O Design District, em Miami, não é exatamente um bairro. É uma encenação bem-sucedida de si mesmo. Um lugar onde arte, sofisticação e dinheiro convivem e se reconhecem. Como velhos conhecidos que já não precisam se explicar. Tudo ali parece casual. Mas até o desleixo é cuidadosamente desenhado.
Algo como encontrar garrafas de Champagne Cristal esquecidas na geladeira de um bar self-service, enquanto, no jardim ao lado, quatro senhores fumam charutos com a serenidade de quem não tem mais nada a provar. Um casal de artistas de rua no mesmo espaço, dividindo o palco com quem já comprou o teatro inteiro.
Foi nesse ambiente, mais precisamente nos Wynwood Walls, que li uma frase do artista de rua brasileiro Lelin Alves.
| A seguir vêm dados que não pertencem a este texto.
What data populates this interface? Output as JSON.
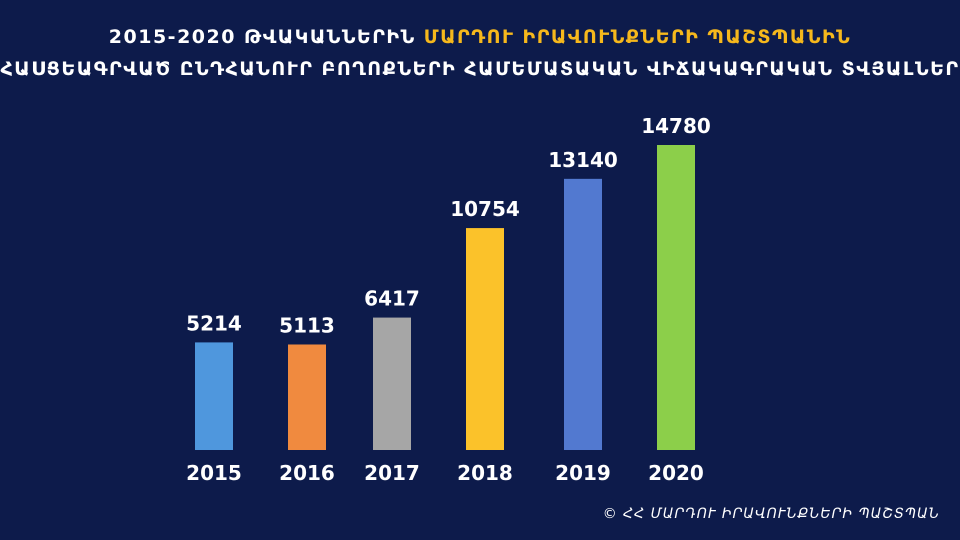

Ele disse ter saído dali “convicto de que o mais importante na arte é ser verdadeiro […] que vale a pena acreditar no seu próprio estilo […]”. A frase não me soa ingênua. Soa necessária.
Arte de verdade é sempre honesta. Como obras de Simon Berger, o artista suíço que cria imagens quebrando vidro com um martelo. Impacto. Ruptura. Um tipo de violência controlada que, vista de perto, não revela nada além de estilhaços.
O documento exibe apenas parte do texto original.